Lenin has up long sections of a description of the detention when returning from an awards ceremony of those involved in a film about the internment of three British residents, later released without charge, in Guantanamo Bay. It illustrates excellently the dangers of unaccountable power: veiled and not so veiled threats made out of the sight of the public, and so impossible to check. The simple fact of the possession of these powers of secrecy, of stealth, of disguise is itself revealing. In James Wood's excellent piece on a new translation of the Pentateuch - the scathing with which he treats the insipid modern versions alone is wonderful - he discusses the description of Joseph receiving his brothers in his capacity as Pharaoh's right hand man, and twice leaving to weep before breaking down in front of them and revealing his 'true' identity.
"[T]he laconic report of Joseph’s response to his brothers works by starving us of information...Three times he weeps, twice turning away from them and a third time openly.
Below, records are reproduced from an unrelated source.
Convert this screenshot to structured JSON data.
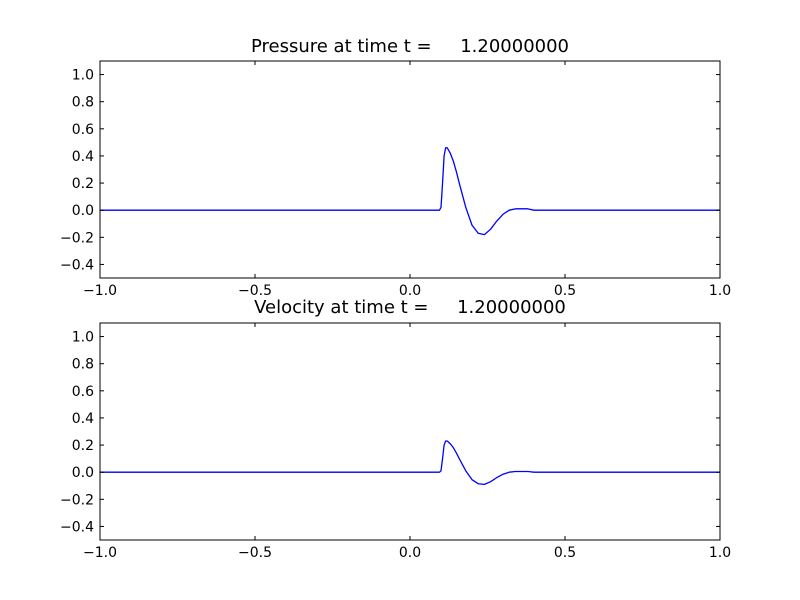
{
  "chart_data": [
    {
      "type": "line",
      "title": "Pressure at time t =     1.20000000",
      "xlabel": "",
      "ylabel": "",
      "xlim": [
        -1.0,
        1.0
      ],
      "ylim": [
        -0.5,
        1.1
      ],
      "xticks": [
        "−1.0",
        "−0.5",
        "0.0",
        "0.5",
        "1.0"
      ],
      "xtick_values": [
        -1.0,
        -0.5,
        0.0,
        0.5,
        1.0
      ],
      "yticks": [
        "−0.4",
        "−0.2",
        "0.0",
        "0.2",
        "0.4",
        "0.6",
        "0.8",
        "1.0"
      ],
      "ytick_values": [
        -0.4,
        -0.2,
        0.0,
        0.2,
        0.4,
        0.6,
        0.8,
        1.0
      ],
      "grid": false,
      "color": "#0000ff",
      "series": [
        {
          "x": [
            -1.0,
            0.0,
            0.08,
            0.095,
            0.1,
            0.105,
            0.11,
            0.115,
            0.12,
            0.13,
            0.14,
            0.15,
            0.16,
            0.18,
            0.2,
            0.22,
            0.24,
            0.26,
            0.28,
            0.3,
            0.32,
            0.34,
            0.36,
            0.38,
            0.4,
            0.45,
            0.5,
            1.0
          ],
          "y": [
            0.0,
            0.0,
            0.0,
            0.0,
            0.02,
            0.2,
            0.4,
            0.46,
            0.46,
            0.42,
            0.36,
            0.28,
            0.19,
            0.02,
            -0.11,
            -0.17,
            -0.18,
            -0.14,
            -0.08,
            -0.03,
            0.0,
            0.01,
            0.01,
            0.01,
            0.0,
            0.0,
            0.0,
            0.0
          ]
        }
      ]
    },
    {
      "type": "line",
      "title": "Velocity at time t =     1.20000000",
      "xlabel": "",
      "ylabel": "",
      "xlim": [
        -1.0,
        1.0
      ],
      "ylim": [
        -0.5,
        1.1
      ],
      "xticks": [
        "−1.0",
        "−0.5",
        "0.0",
        "0.5",
        "1.0"
      ],
      "xtick_values": [
        -1.0,
        -0.5,
        0.0,
        0.5,
        1.0
      ],
      "yticks": [
        "−0.4",
        "−0.2",
        "0.0",
        "0.2",
        "0.4",
        "0.6",
        "0.8",
        "1.0"
      ],
      "ytick_values": [
        -0.4,
        -0.2,
        0.0,
        0.2,
        0.4,
        0.6,
        0.8,
        1.0
      ],
      "grid": false,
      "color": "#0000ff",
      "series": [
        {
          "x": [
            -1.0,
            0.0,
            0.08,
            0.095,
            0.1,
            0.105,
            0.11,
            0.115,
            0.12,
            0.13,
            0.14,
            0.15,
            0.16,
            0.18,
            0.2,
            0.22,
            0.24,
            0.26,
            0.28,
            0.3,
            0.32,
            0.34,
            0.36,
            0.38,
            0.4,
            0.45,
            0.5,
            1.0
          ],
          "y": [
            0.0,
            0.0,
            0.0,
            0.0,
            0.01,
            0.1,
            0.2,
            0.23,
            0.23,
            0.21,
            0.18,
            0.14,
            0.095,
            0.01,
            -0.055,
            -0.085,
            -0.09,
            -0.07,
            -0.04,
            -0.015,
            0.0,
            0.005,
            0.005,
            0.005,
            0.0,
            0.0,
            0.0,
            0.0
          ]
        }
      ]
    }
  ]
}
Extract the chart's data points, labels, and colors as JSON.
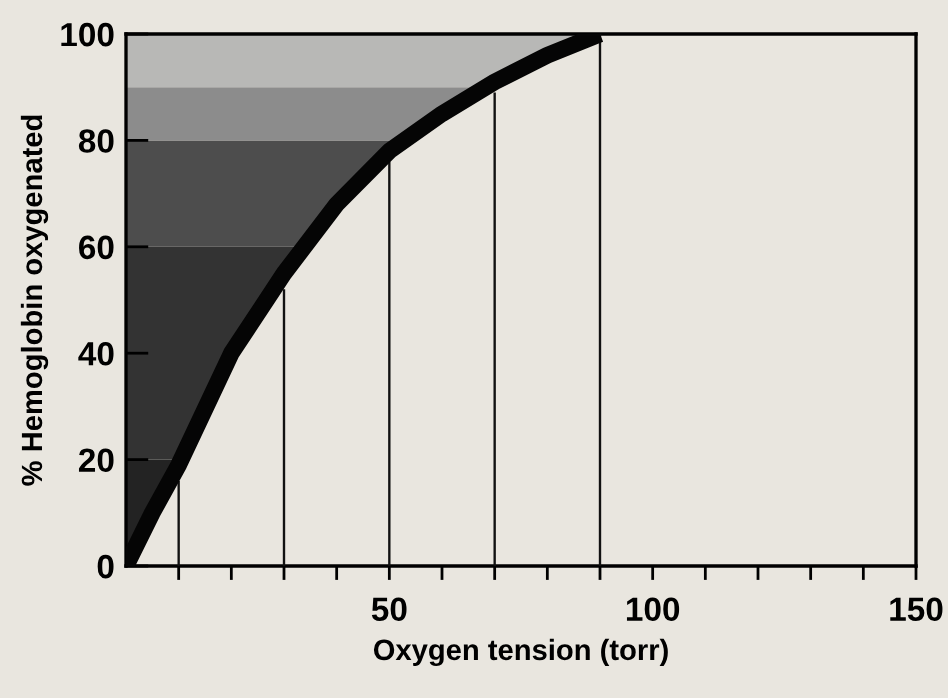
{
  "chart_data": {
    "type": "line",
    "xlabel": "Oxygen tension (torr)",
    "ylabel": "% Hemoglobin oxygenated",
    "xlim": [
      0,
      150
    ],
    "ylim": [
      0,
      100
    ],
    "xticks": [
      {
        "value": 10,
        "label": null
      },
      {
        "value": 20,
        "label": null
      },
      {
        "value": 30,
        "label": null
      },
      {
        "value": 40,
        "label": null
      },
      50,
      {
        "value": 60,
        "label": null
      },
      {
        "value": 70,
        "label": null
      },
      {
        "value": 80,
        "label": null
      },
      {
        "value": 90,
        "label": null
      },
      100,
      {
        "value": 110,
        "label": null
      },
      {
        "value": 120,
        "label": null
      },
      {
        "value": 130,
        "label": null
      },
      {
        "value": 140,
        "label": null
      },
      150
    ],
    "yticks": [
      0,
      20,
      40,
      60,
      80,
      100
    ],
    "grid": false,
    "legend": false,
    "series": [
      {
        "color": "#050505",
        "x": [
          0,
          5,
          10,
          20,
          30,
          40,
          50,
          60,
          70,
          80,
          90
        ],
        "values": [
          0,
          10,
          19,
          40,
          55,
          68,
          78,
          85,
          91,
          96,
          100
        ]
      },
      {
        "type": "bar",
        "color": "#111111",
        "x": [
          10,
          30,
          50,
          70,
          90
        ],
        "values": [
          16,
          52,
          76,
          89,
          100
        ]
      }
    ],
    "bands": [
      {
        "axis": "y",
        "from": 0,
        "to": 20,
        "color": "#232323"
      },
      {
        "axis": "y",
        "from": 20,
        "to": 60,
        "color": "#333333"
      },
      {
        "axis": "y",
        "from": 60,
        "to": 80,
        "color": "#4d4d4d"
      },
      {
        "axis": "y",
        "from": 80,
        "to": 90,
        "color": "#8c8c8c"
      },
      {
        "axis": "y",
        "from": 90,
        "to": 100,
        "color": "#b8b8b6"
      }
    ]
  }
}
The first time, ‘he turned himself about from them, and wept.’ The second time is more agitated: ‘And Joseph made haste; for his bowels did yearn upon his brother: and he sought where to weep; and he entered into his chamber, and wept there.’ Finally, after various ruses, he can stand it no longer, and asks his servants to leave him alone while he ‘made himself known unto his brethren. And he wept aloud: and the Egyptians and the house of Pharaoh heard.’ The beauty is that the final episode, the apparent climax, is as terse as the first: secret weeping is no different in this account from public weeping, and revelation is as hidden as disguise... And note, too, how our desire to witness this open crying, to bathe in authorial emotion, is reticently, and very movingly, transferred to another, less involved audience: ‘and the Egyptians and the house of Pharaoh heard.’"
One wonders what Joseph's brothers thought of this great magnate turning from them, fleeing in a panic from them. When Wood says that "secret weeping is no different in this account from public weeping, and revelation is as hidden as disguise", the equivalence of course implies that to disguise something does not necessarily hide any more than to reveal it. The choice to hide something implies that it is shameful, not to be seen publicly. When officers of the state, whose power is for the public good, choose to hide something, it therefore implies they are perhaps not working towards the goals they ought, since there are few other grounds for concealing their actions from those for whose betterment they work.